Mr. Tsui was born into a large family in China’s Guangdong Province, and lived in Vietnam as a child before moving to Hong Kong as a teenager.
“Hong Kong was opening up to foreign influences then, and I read and watched everything,” he said. “I loved comic books. My first contact was through Japanese manga and then American superheroes, like Superman, Spiderman and Batman.”
At the same time, Mr. Tsui’s mother instilled in him an interest in Chinese history, myth and folklore by taking him to traditional Peking opera performances, even when they lived in Vietnam.
“I was surprised when I came to Hong Kong, because people didn’t seem interested in their own history, maybe because it was a British colony,” he said. “It’s like people didn’t want to face their own backgrounds and roots. Copying Western culture was considered the ultimate good.”
When Mr. Tsui emerged as a leading name in the Hong Kong New Wave in the late 1970s and 1980s, he was one of the few to do historic martial arts films, like “Zu: Warriors from the Magic Mountain” (1983), which was also screened at the New York festival this month.
“People would ask me, ‘Isn’t the New Wave supposed to about films with modern subjects?’ But I felt that Chinese culture, art and history were amazing, and filled with wonderful stories,” he said. “Maybe some people thought I was old-fashioned, but I did it because nobody else was doing it.”

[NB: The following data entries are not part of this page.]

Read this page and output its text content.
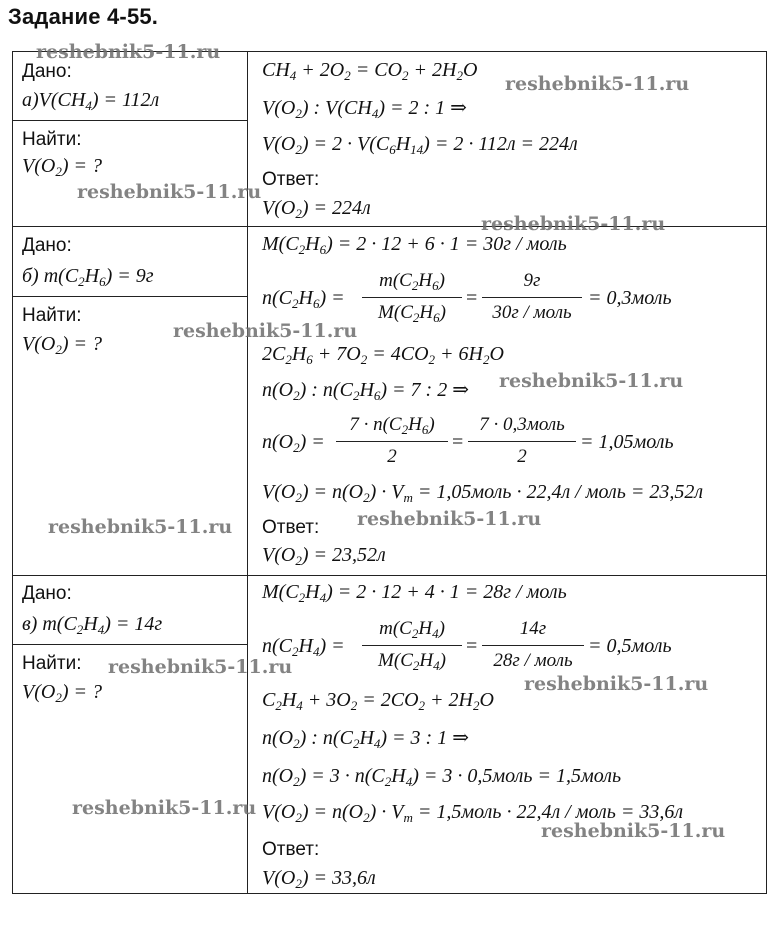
Задание 4-55.
Дано:
$а)V(CH_4) = 112л$
Найти:
$V(O_2)$ = ?
$CH_4 + 2O_2 = CO_2 + 2H_2O$
$V(O_2)$ : $V(CH_4) = 2$ : 1 ⇒
$V(O_2) = 2 \cdot V(C_6H_{14}) = 2 \cdot 112л = 224л$
Ответ:
$V(O_2) = 224л$
Дано:
б) $m(C_2H_6) = 9г$
Найти:
$V(O_2)$ = ?
$M(C_2H_6) = 2 \cdot 12 + 6 \cdot 1 = 30г$ / моль
$n(C_2H_6)$ =
$m(C_2H_6)$
$M(C_2H_6)$
=
9г
30г / моль
= 0,3моль
$2C_2H_6 + 7O_2 = 4CO_2 + 6H_2O$
$n(O_2)$ : $n(C_2H_6) = 7$ : 2 ⇒
$n(O_2)$ =
$7 \cdot n(C_2H_6)$
2
=
7 · 0,3моль
2
= 1,05моль
$V(O_2) = n(O_2) \cdot V_m$ = 1,05моль · 22,4л / моль = 23,52л
Ответ:
$V(O_2) = 23,52л$
Дано:
в) $m(C_2H_4) = 14г$
Найти:
$V(O_2)$ = ?
$M(C_2H_4) = 2 \cdot 12 + 4 \cdot 1 = 28г$ / моль
$n(C_2H_4)$ =
$m(C_2H_4)$
$M(C_2H_4)$
=
14г
28г / моль
= 0,5моль
$C_2H_4 + 3O_2 = 2CO_2 + 2H_2O$
$n(O_2)$ : $n(C_2H_4) = 3$ : 1 ⇒
$n(O_2) = 3 \cdot n(C_2H_4) = 3$ · 0,5моль = 1,5моль
$V(O_2) = n(O_2) \cdot V_m$ = 1,5моль · 22,4л / моль = 33,6л
Ответ:
$V(O_2) = 33,6л$
reshebnik5-11.ru
reshebnik5-11.ru
reshebnik5-11.ru
reshebnik5-11.ru
reshebnik5-11.ru
reshebnik5-11.ru
reshebnik5-11.ru	reshebnik5-11.ru
reshebnik5-11.ru
reshebnik5-11.ru
reshebnik5-11.ru
reshebnik5-11.ru
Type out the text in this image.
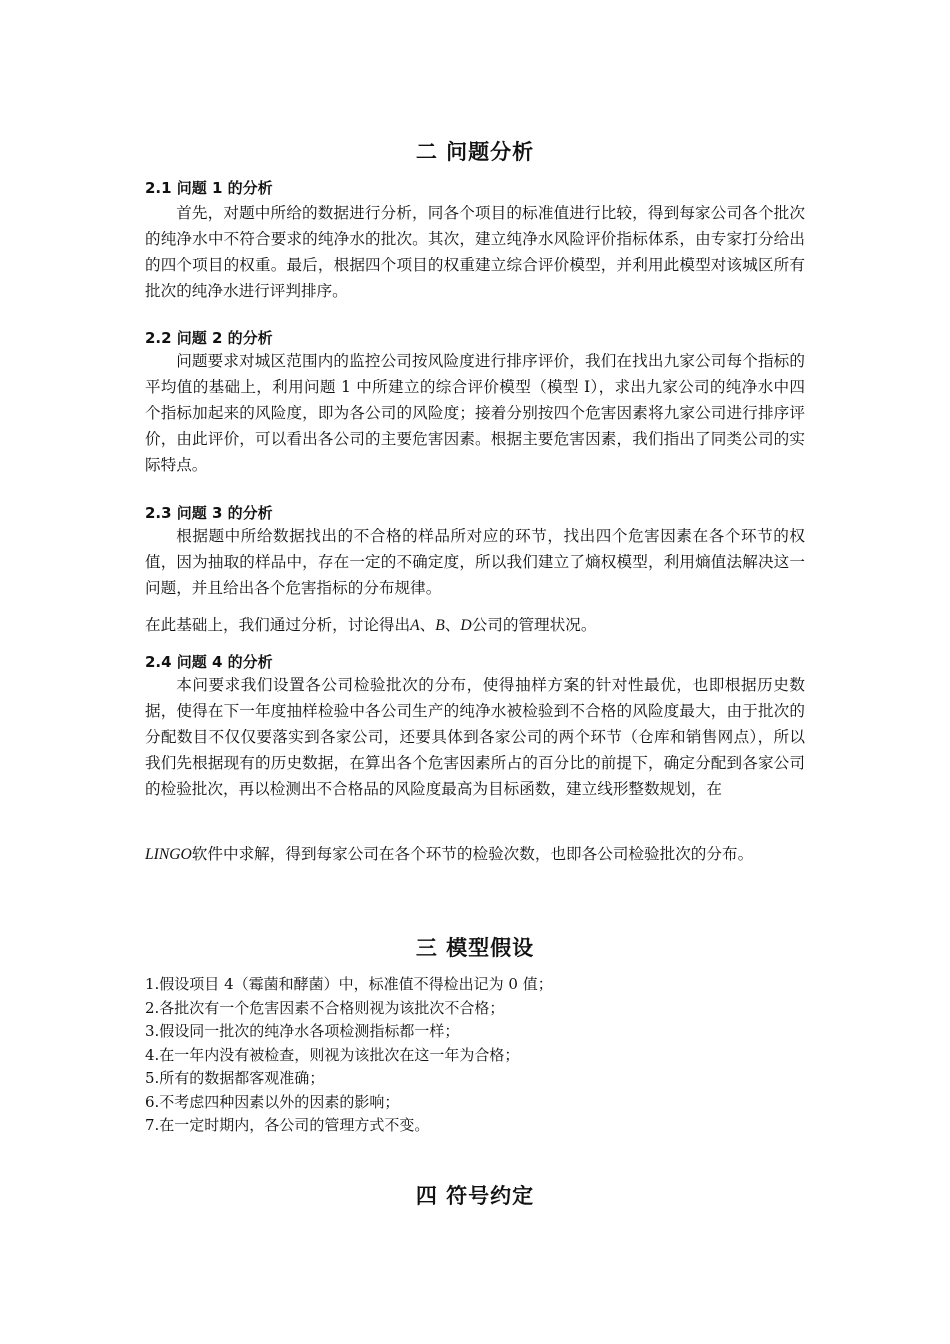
二 问题分析
2.1 问题 1 的分析
首先，对题中所给的数据进行分析，同各个项目的标准值进行比较，得到每家公司各个批次的纯净水中不符合要求的纯净水的批次。其次，建立纯净水风险评价指标体系，由专家打分给出的四个项目的权重。最后，根据四个项目的权重建立综合评价模型，并利用此模型对该城区所有批次的纯净水进行评判排序。
2.2 问题 2 的分析
问题要求对城区范围内的监控公司按风险度进行排序评价，我们在找出九家公司每个指标的平均值的基础上，利用问题 1 中所建立的综合评价模型（模型 I），求出九家公司的纯净水中四个指标加起来的风险度，即为各公司的风险度；接着分别按四个危害因素将九家公司进行排序评价，由此评价，可以看出各公司的主要危害因素。根据主要危害因素，我们指出了同类公司的实际特点。
2.3 问题 3 的分析
根据题中所给数据找出的不合格的样品所对应的环节，找出四个危害因素在各个环节的权值，因为抽取的样品中，存在一定的不确定度，所以我们建立了熵权模型，利用熵值法解决这一问题，并且给出各个危害指标的分布规律。
在此基础上，我们通过分析，讨论得出A、B、D公司的管理状况。
2.4 问题 4 的分析
本问要求我们设置各公司检验批次的分布，使得抽样方案的针对性最优，也即根据历史数据，使得在下一年度抽样检验中各公司生产的纯净水被检验到不合格的风险度最大，由于批次的分配数目不仅仅要落实到各家公司，还要具体到各家公司的两个环节（仓库和销售网点），所以我们先根据现有的历史数据，在算出各个危害因素所占的百分比的前提下，确定分配到各家公司的检验批次，再以检测出不合格品的风险度最高为目标函数，建立线形整数规划，在
LINGO软件中求解，得到每家公司在各个环节的检验次数，也即各公司检验批次的分布。
三 模型假设
1.假设项目 4（霉菌和酵菌）中，标准值不得检出记为 0 值；
2.各批次有一个危害因素不合格则视为该批次不合格；
3.假设同一批次的纯净水各项检测指标都一样；
4.在一年内没有被检查，则视为该批次在这一年为合格；
5.所有的数据都客观准确；
6.不考虑四种因素以外的因素的影响；
7.在一定时期内，各公司的管理方式不变。
四 符号约定
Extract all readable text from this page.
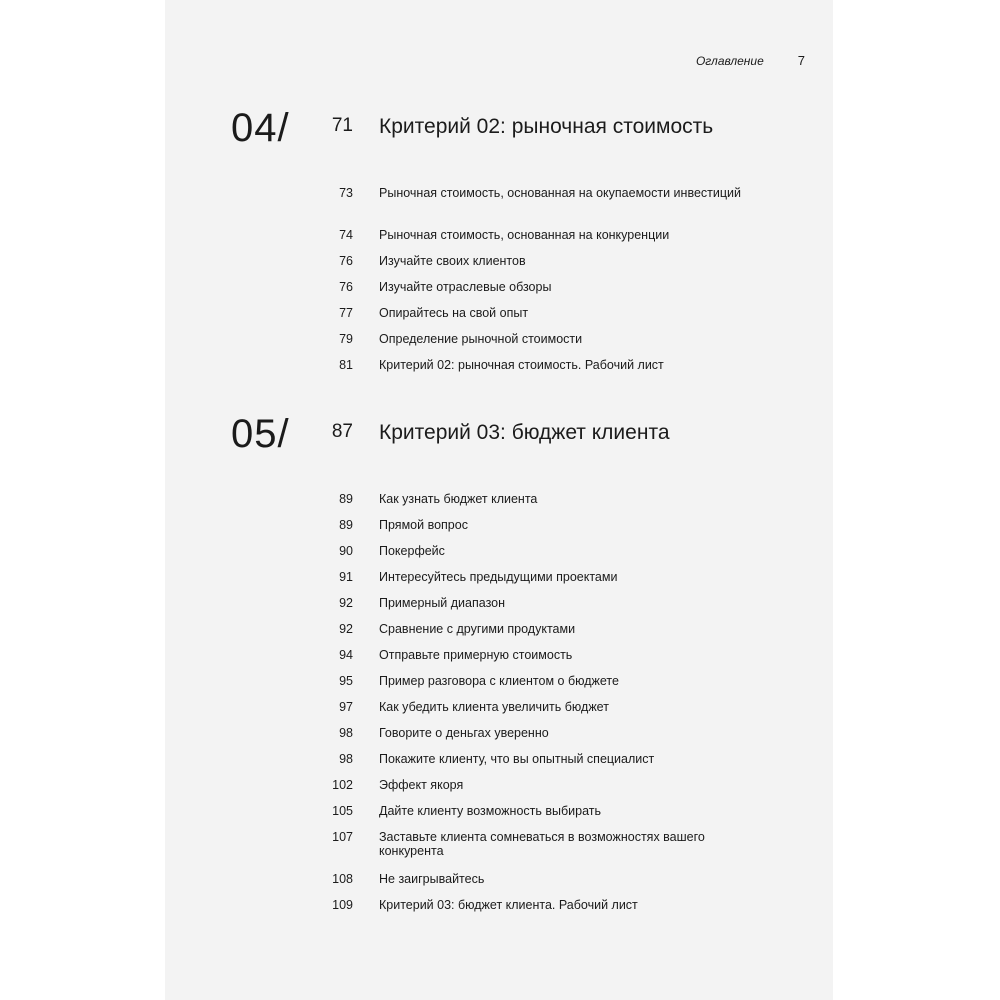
Оглавление	7
04/ 71 Критерий 02: рыночная стоимость
73 Рыночная стоимость, основанная на окупаемости инвестиций
74 Рыночная стоимость, основанная на конкуренции
76 Изучайте своих клиентов
76 Изучайте отраслевые обзоры
77 Опирайтесь на свой опыт
79 Определение рыночной стоимости
81 Критерий 02: рыночная стоимость. Рабочий лист
05/ 87 Критерий 03: бюджет клиента
89 Как узнать бюджет клиента
89 Прямой вопрос
90 Покерфейс
91 Интересуйтесь предыдущими проектами
92 Примерный диапазон
92 Сравнение с другими продуктами
94 Отправьте примерную стоимость
95 Пример разговора с клиентом о бюджете
97 Как убедить клиента увеличить бюджет
98 Говорите о деньгах уверенно
98 Покажите клиенту, что вы опытный специалист
102 Эффект якоря
105 Дайте клиенту возможность выбирать
107 Заставьте клиента сомневаться в возможностях вашего конкурента
108 Не заигрывайтесь
109 Критерий 03: бюджет клиента. Рабочий лист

Still, Mr. Tsui directed and co-wrote an iconic work of the New Wave, which was defined by vernacular Hong Kong Cantonese slang, gritty urban backdrops and an unblinking look at modern society.
“Dangerous Encounter of the First Kind” (1980) was censored by the then-British government for its graphic depictions of youth violence. It is about a criminally insane schoolgirl and three hapless Hong Kong schoolboys who become tangled in a web of terrorism, bombings, animal abuse and a final encounter with gun-wielding Western bad guys.
“It was banned because the students did such terrible things, like bombings,” Mr. Tsui said.
More than 30 years later, the full, uncut version was screened publicly in Hong Kong for the first time on June 4, during the Noir film festival.
Censorship is a hot topic in Hong Kong, as local moviemakers increasingly work on productions on the Chinese mainland.
“There are restrictions everywhere,” Mr. Tsui said. “I was banned in Hong Kong all those years ago. Every society has its taboos. But China has more limits than most and some topics that you can’t talk about.
“The government is very sensitive about history,” he added. “Five experts look over your script, and then you have to explain your interpretation. Of course, there are things you can’t film. But this is your choice: Do you want to go where the market is? If Bertolucci could go to China to make ‘The Last Emperor,’ why can’t we?”
In November, he will begin filming “The Taking of Tiger Mountain.” He has begun to write the screenplay for another “Detective Dee” movie.
He brushed away concerns that Hong Kong’s distinct cinematic style would be lost as it integrated more with China.
“Hong Kong cinema is already a global phenomenon,” he said. “The China market is opening up. In the near future, it will be open to the world, so it’s only natural that we go there, too.”